I was 10 years old the first time I traveled by plane. I was going to Disney on a family vacation, and I was terrified to fly. During the flight, my mom had me switch from yoga pants to a skort to accommodate the weather difference between Boston and Orlando.
While I struggled to change in the tiny confines of the plane bathroom, I couldn’t help but to be hyper aware of every minor instance of turbulence. Even the slightest bump and shake made the pit in my stomach grow, and my heart beat faster. My nerves didn’t subside until we were in the van on the way to the resort.
At 13 I traveled to Florida again, this time with three friends as one mother had kindly offered to take us down to the family beach house for the week. It was my first time traveling without my family. I sobbed in the car before my mom dropped me off, fearing that something would go wrong on the flight while she wasn’t there to help me.
And at 17, when I went to North Carolina, I flew by myself for the first time. The week before my trip I told a teacher I couldn’t sleep at night because I kept picturing what would happen if the plane went down while I was alone onboard. She talked me through my nerves with patience, despite that there was hardly anything she could do to calm me down.
You see, I am a control freak.
I like to have a plan. I like to know what’s going to happen, when it’s going to happen and how it’s going to happen. For me, flying means relinquishing total control. There is next to nothing you can to do to improve your chances of surviving something going wrong. You just have to trust the people in charge and hope all other factors are working in your favor.
The thought of being in a situation where I have so little control is enough to make me a nervous wreck for at least the duration of my flight, if not a few days leading up to my departure.
Basically, I’m a blast to travel with.
This fear of flying did not go away as I got older. It simply shifted from being about the actual flight, to where the flight was taking me.
My senior year of high school, my dad and I flew to Ohio to tour Miami. I was overcome with nausea as the plane descended, knowing there was a strong chance I would be going to school in a place that could not feel farther from my home. Last January, I fought back tears while listening to Led Zeppelin’s “Going to California,” getting ready for a three week trip in a city, state and coast I had never been to as my flight to Los Angeles took off.
Turbulence was the least of my worries.
My fear was knowing there would be no regaining control when I got off of the plane.

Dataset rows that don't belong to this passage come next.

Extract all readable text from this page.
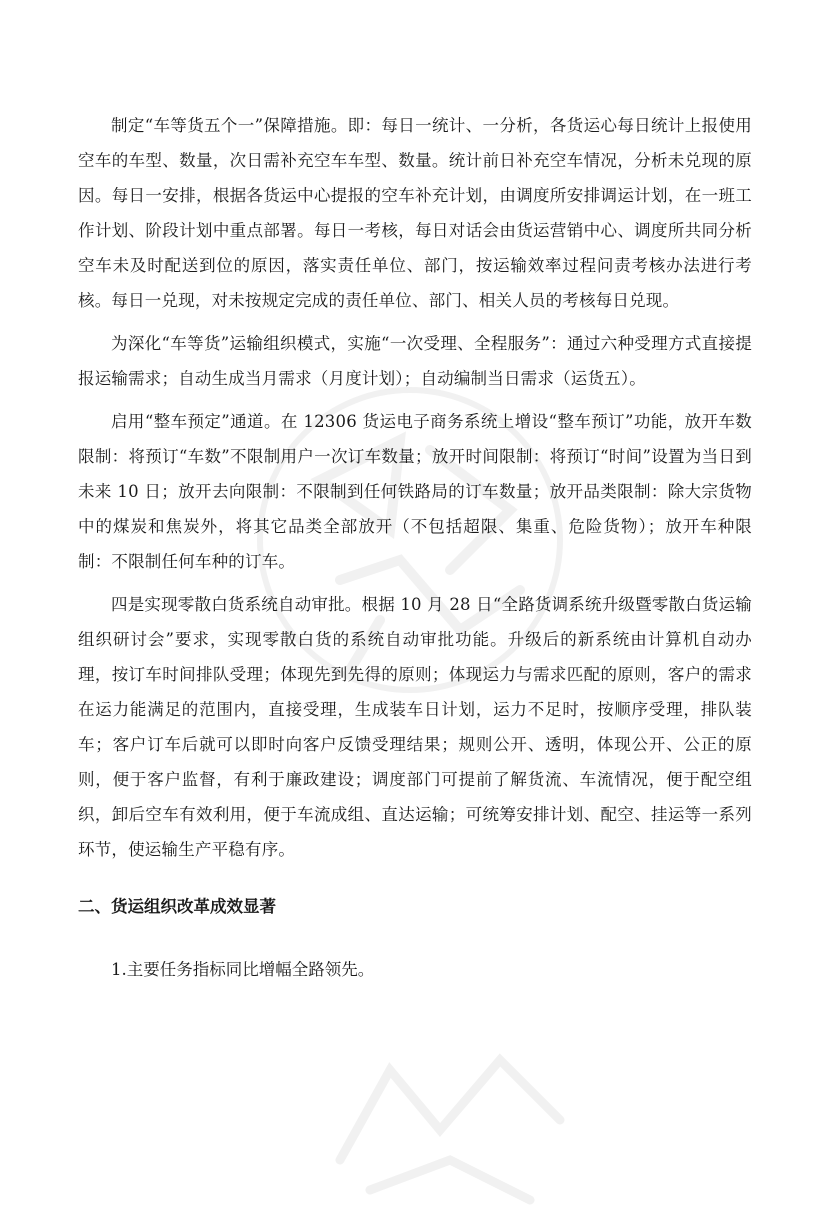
制定“车等货五个一”保障措施。即：每日一统计、一分析，各货运心每日统计上报使用空车的车型、数量，次日需补充空车车型、数量。统计前日补充空车情况，分析未兑现的原因。每日一安排，根据各货运中心提报的空车补充计划，由调度所安排调运计划，在一班工作计划、阶段计划中重点部署。每日一考核，每日对话会由货运营销中心、调度所共同分析空车未及时配送到位的原因，落实责任单位、部门，按运输效率过程问责考核办法进行考核。每日一兑现，对未按规定完成的责任单位、部门、相关人员的考核每日兑现。

为深化“车等货”运输组织模式，实施“一次受理、全程服务”：通过六种受理方式直接提报运输需求；自动生成当月需求（月度计划）；自动编制当日需求（运货五）。

启用“整车预定”通道。在 12306 货运电子商务系统上增设“整车预订”功能，放开车数限制：将预订“车数”不限制用户一次订车数量；放开时间限制：将预订“时间”设置为当日到未来 10 日；放开去向限制：不限制到任何铁路局的订车数量；放开品类限制：除大宗货物中的煤炭和焦炭外，将其它品类全部放开（不包括超限、集重、危险货物）；放开车种限制：不限制任何车种的订车。

四是实现零散白货系统自动审批。根据 10 月 28 日“全路货调系统升级暨零散白货运输组织研讨会”要求，实现零散白货的系统自动审批功能。升级后的新系统由计算机自动办理，按订车时间排队受理；体现先到先得的原则；体现运力与需求匹配的原则，客户的需求在运力能满足的范围内，直接受理，生成装车日计划，运力不足时，按顺序受理，排队装车；客户订车后就可以即时向客户反馈受理结果；规则公开、透明，体现公开、公正的原则，便于客户监督，有利于廉政建设；调度部门可提前了解货流、车流情况，便于配空组织，卸后空车有效利用，便于车流成组、直达运输；可统筹安排计划、配空、挂运等一系列环节，使运输生产平稳有序。

二、货运组织改革成效显著

1.主要任务指标同比增幅全路领先。
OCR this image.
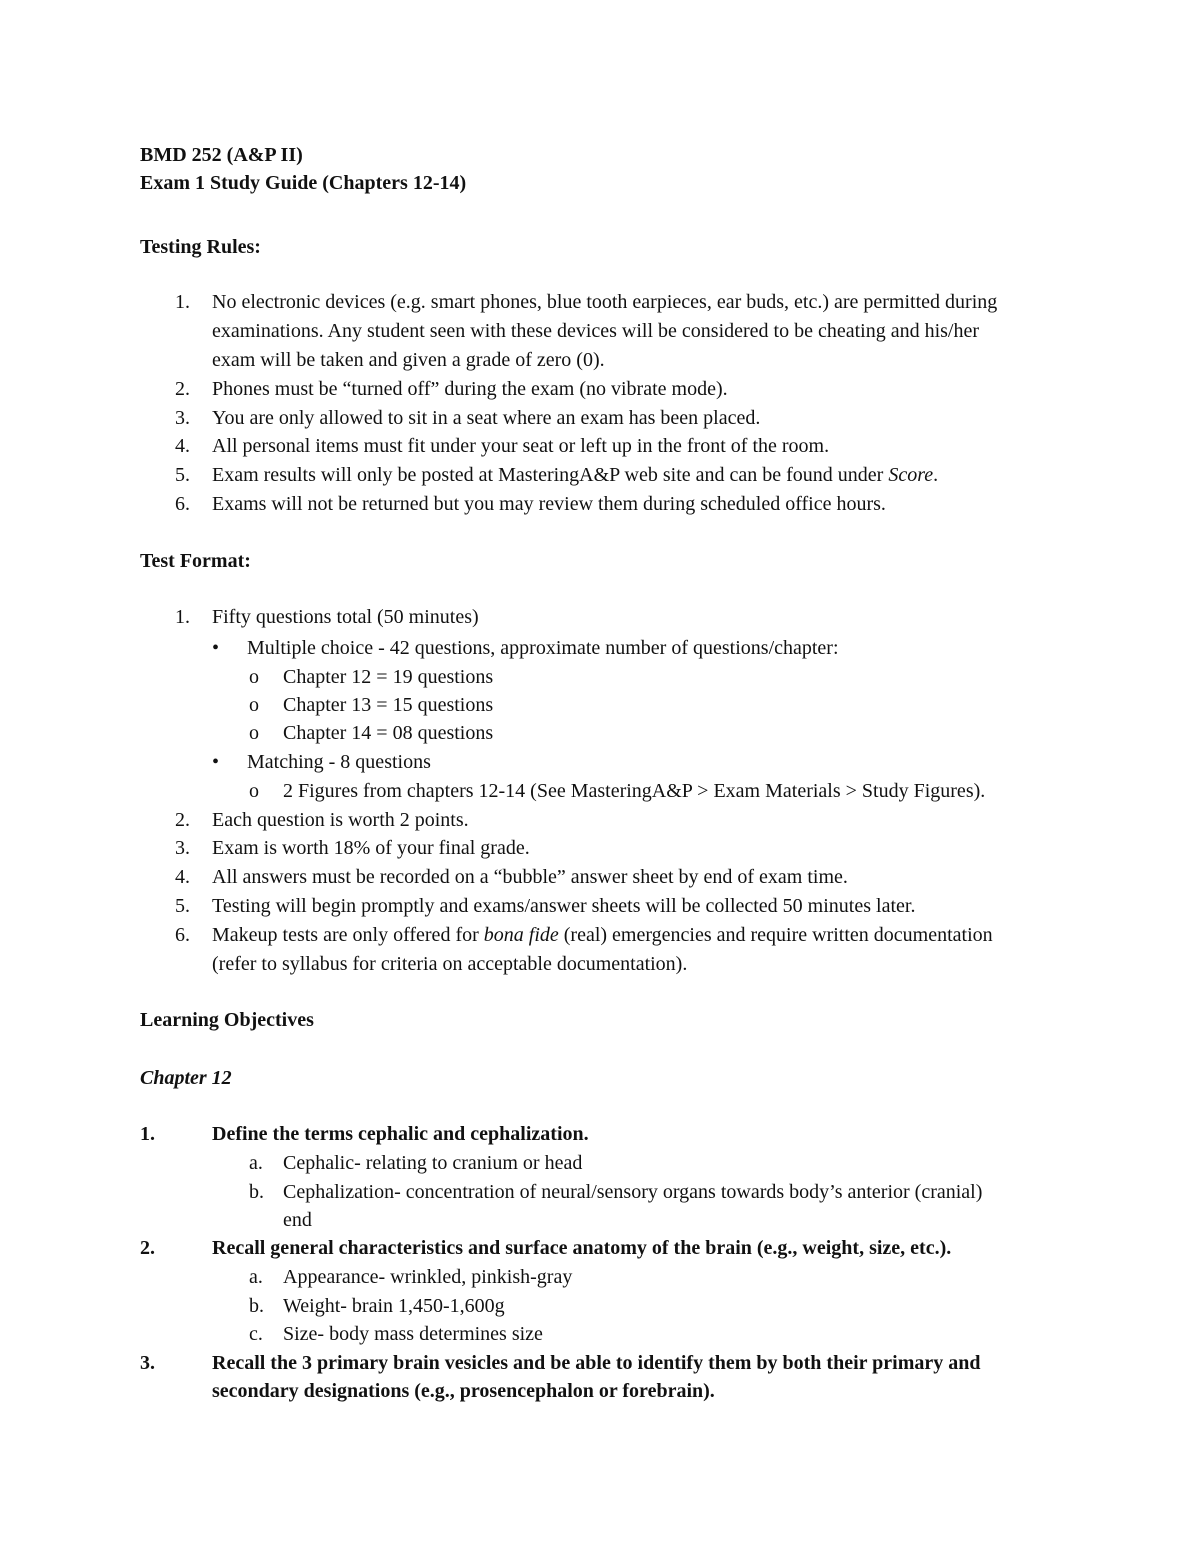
BMD 252 (A&P II)
Exam 1 Study Guide (Chapters 12-14)
Testing Rules:
1. No electronic devices (e.g. smart phones, blue tooth earpieces, ear buds, etc.) are permitted during
examinations. Any student seen with these devices will be considered to be cheating and his/her
exam will be taken and given a grade of zero (0).
2. Phones must be “turned off” during the exam (no vibrate mode).
3. You are only allowed to sit in a seat where an exam has been placed.
4. All personal items must fit under your seat or left up in the front of the room.
5. Exam results will only be posted at MasteringA&P web site and can be found under Score.
6. Exams will not be returned but you may review them during scheduled office hours.
Test Format:
1. Fifty questions total (50 minutes)
• Multiple choice - 42 questions, approximate number of questions/chapter:
o Chapter 12 = 19 questions
o Chapter 13 = 15 questions
o Chapter 14 = 08 questions
• Matching - 8 questions
o 2 Figures from chapters 12-14 (See MasteringA&P > Exam Materials > Study Figures).
2. Each question is worth 2 points.
3. Exam is worth 18% of your final grade.
4. All answers must be recorded on a “bubble” answer sheet by end of exam time.
5. Testing will begin promptly and exams/answer sheets will be collected 50 minutes later.
6. Makeup tests are only offered for bona fide (real) emergencies and require written documentation
(refer to syllabus for criteria on acceptable documentation).
Learning Objectives
Chapter 12
1.	Define the terms cephalic and cephalization.
a. Cephalic- relating to cranium or head
b. Cephalization- concentration of neural/sensory organs towards body’s anterior (cranial)
end
2.	Recall general characteristics and surface anatomy of the brain (e.g., weight, size, etc.).
a. Appearance- wrinkled, pinkish-gray
b. Weight- brain 1,450-1,600g
c. Size- body mass determines size
3.	Recall the 3 primary brain vesicles and be able to identify them by both their primary and
secondary designations (e.g., prosencephalon or forebrain).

I felt overwhelmed with unfamiliarity, and could not imagine what this new place would bring me. Of course, when you feel this way, everyone assures you you’ll find an adventure better than you can imagine. I used to hate that. Again, I like to be able to anticipate what’s coming down the pipeline.
Instead of hoping for something I “couldn’t imagine,” I feared the worst that I could.
When these fears start to get overwhelming, my mom tells me the same thing she told me when I 13 and sobbing to her in the car. She tells me that if I’m not careful, my fears and anxieties will keep me from living the life I have always wanted.
That repeated reminder is the reason I keep flying.
Of course every worst-case scenario imagined, sleepless night and terrified tear shed has been worth the experiences and personal growth that came afterward. Every single time, it was better than anything I could have imagined. I hate to think what my life would look like if I let fear and a need for control dominate the decisions I make.
I’ve been repeating this reminder to myself a lot lately as I finish my semester in Oxford and prepare to spend my spring abroad. While five months in a country I’ve never been to is a terrifying prospect, some of the best things in my life were also once on the other side of the time and date on my boarding pass.
And when I think what it will be like to leave the incredible people that have helped me build a life in Oxford, I try not to focus on the unknown, but rather hope it will be an adventure better than I can imagine.